Square both sides of:

$$\sqrt{3x+1} - \sqrt{x-1} = 2$$

You'll get:
$$(3x+1)+(x-1)-2\sqrt{(3x+1)(x-1)}=4$$

which can be rearranged to:
$$2(x-1)=\sqrt{(3x+1)(x-1)}$$

footprints said:
boaz: Where did the 2 from $$2\sqrt{x-1}+4$$ come from?
according to next formula :
$(a+b)^2=a^2+2ab+b^2$
$a=2; b=\sqrt{x-1}$

footprints said:
fourier jr: How did you go from $$\sqrt{3x+1} - \sqrt{x-1} = 2$$ to $$2(x-1) = \sqrt{(3x+1)(x-1)}$$? Did you skip any steps?

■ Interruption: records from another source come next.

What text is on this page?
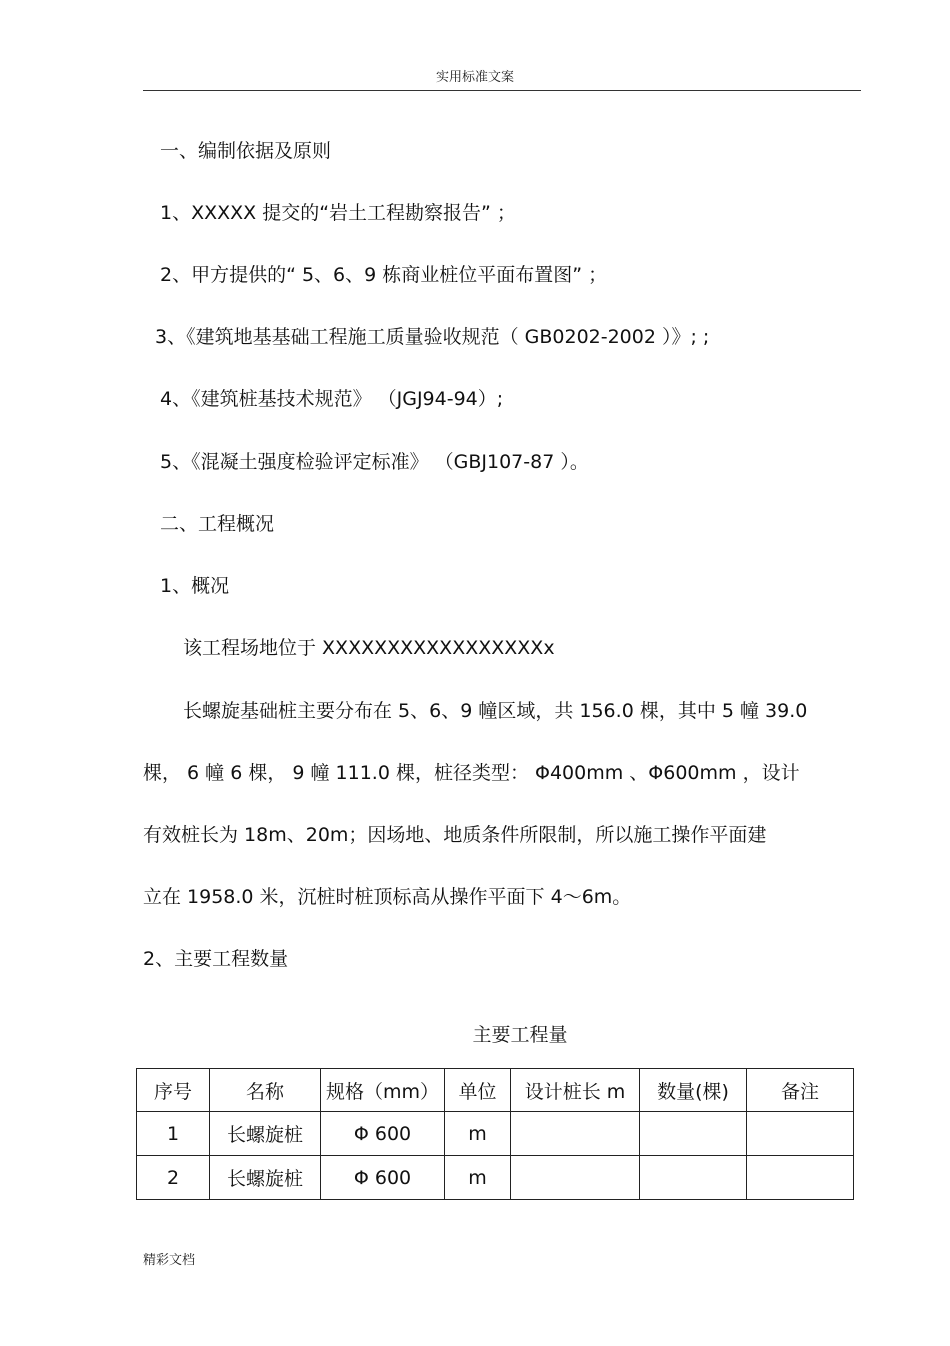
实用标准文案
一、编制依据及原则
1、XXXXX 提交的“岩土工程勘察报告” ；
2、甲方提供的“ 5、6、9 栋商业桩位平面布置图” ；
3、《建筑地基基础工程施工质量验收规范（ GB0202-2002 ）》; ;
4、《建筑桩基技术规范》 （JGJ94-94）;
5、《混凝土强度检验评定标准》 （GBJ107-87 ）。
二、工程概况
1、概况
该工程场地位于 XXXXXXXXXXXXXXXXXx
长螺旋基础桩主要分布在 5、6、9 幢区域，共 156.0 棵，其中 5 幢 39.0
棵， 6 幢 6 棵， 9 幢 111.0 棵，桩径类型： Φ400mm 、Φ600mm ，设计
有效桩长为 18m、20m；因场地、地质条件所限制，所以施工操作平面建
立在 1958.0 米，沉桩时桩顶标高从操作平面下 4～6m。
2、主要工程数量
主要工程量
序号	名称	规格（mm）	单位	设计桩长 m	数量(棵)	备注
1	长螺旋桩	Φ 600	m			
2	长螺旋桩	Φ 600	m			
精彩文档
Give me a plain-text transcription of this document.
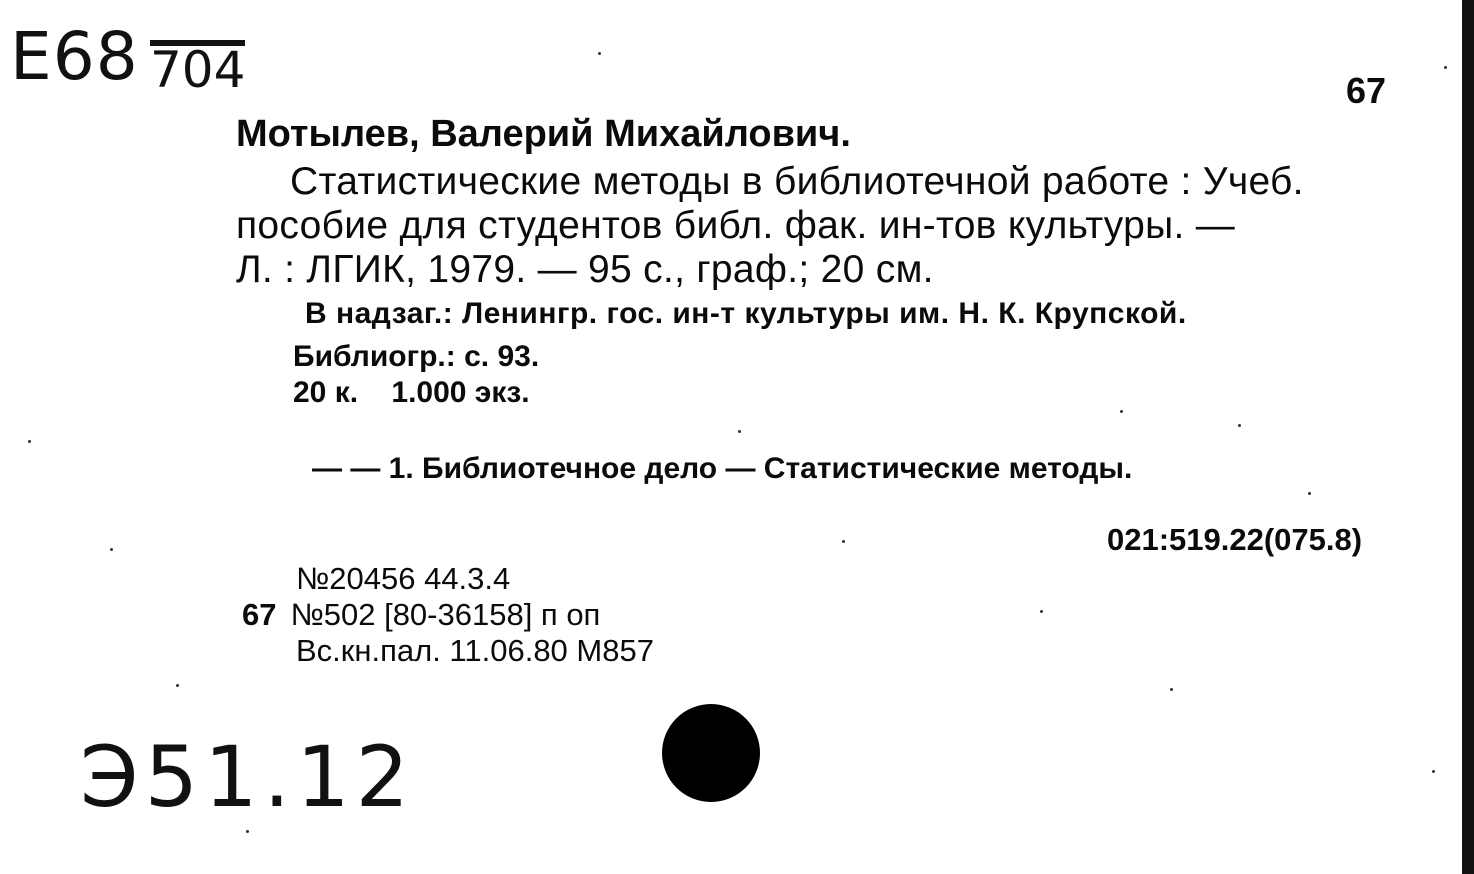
Е68 704	67
Мотылев, Валерий Михайлович.
Статистические методы в библиотечной работе : Учеб.
пособие для студентов библ. фак. ин-тов культуры. —
Л. : ЛГИК, 1979. — 95 с., граф.; 20 см.
В надзаг.: Ленингр. гос. ин-т культуры им. Н. К. Крупской.
Библиогр.: с. 93.
20 к.    1.000 экз.
— — 1. Библиотечное дело — Статистические методы.
021:519.22(075.8)
№20456 44.3.4
67 №502 [80-36158] п оп
Вс.кн.пал. 11.06.80 М857
Э51.12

Cuz I'm a bit slow.
ya i squared, simplified & put the square-root stuff one side in one step

HallsofIvy
Homework Helper
I think it is slightly easier to follow if you shift $\sqrt{x-1}$ to the other side first: $\sqrt{3x+1}= \sqrt{x-1}+ 2$ . Squaring both sides gives
$3x+ 1= x-1+ 4\sqrt{x-1}+ 4$.

Now subtract x+ 3 from both sides: $2x- 2= 4\sqrt{x-1}$ and divide by 2.
$x- 1= 2\sqrt{x-1}$ and square again.

(x-1)2= x2- 2x+ 1= 4(x- 1) so x2- 6x+ 5= 0.
That factors as (x- 5)(x- 1)= 0 which has x= 1 and x= 5 as solutions.

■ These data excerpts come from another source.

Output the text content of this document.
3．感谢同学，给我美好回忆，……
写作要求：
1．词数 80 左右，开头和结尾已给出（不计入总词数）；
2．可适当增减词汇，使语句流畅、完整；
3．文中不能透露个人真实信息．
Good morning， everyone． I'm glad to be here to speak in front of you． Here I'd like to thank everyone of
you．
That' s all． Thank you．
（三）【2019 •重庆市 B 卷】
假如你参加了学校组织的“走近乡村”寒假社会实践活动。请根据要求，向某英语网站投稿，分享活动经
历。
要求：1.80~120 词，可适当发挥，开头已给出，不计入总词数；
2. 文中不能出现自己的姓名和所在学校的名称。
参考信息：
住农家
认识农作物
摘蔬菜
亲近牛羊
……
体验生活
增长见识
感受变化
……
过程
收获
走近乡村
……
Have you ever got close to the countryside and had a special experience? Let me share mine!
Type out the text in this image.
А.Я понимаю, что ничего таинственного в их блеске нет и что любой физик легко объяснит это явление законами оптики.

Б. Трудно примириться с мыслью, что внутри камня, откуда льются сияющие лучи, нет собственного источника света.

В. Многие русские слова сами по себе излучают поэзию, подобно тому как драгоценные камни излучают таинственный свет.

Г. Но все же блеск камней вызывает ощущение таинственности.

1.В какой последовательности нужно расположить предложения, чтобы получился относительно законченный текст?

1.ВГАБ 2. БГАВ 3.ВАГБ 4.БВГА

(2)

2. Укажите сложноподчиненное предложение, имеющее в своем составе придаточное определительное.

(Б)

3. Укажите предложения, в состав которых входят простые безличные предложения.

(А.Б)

Checking: if x= 1 then 3x+1= 4 and x-1= 0. Yes $\sqrt{4}-\sqrt{0}= 2$.
If x= 5, then 3x+1= 16 and x- 1= 4. Yes, $\sqrt{16}- \sqrt{4}= 4-2= 2$.

boaz said:
according to next formula :
$(a+b)^2=a^2+2ab+b^2$
$a=2; b=\sqrt{x-1}$
Oh so thats how you get it Thank to all who helped.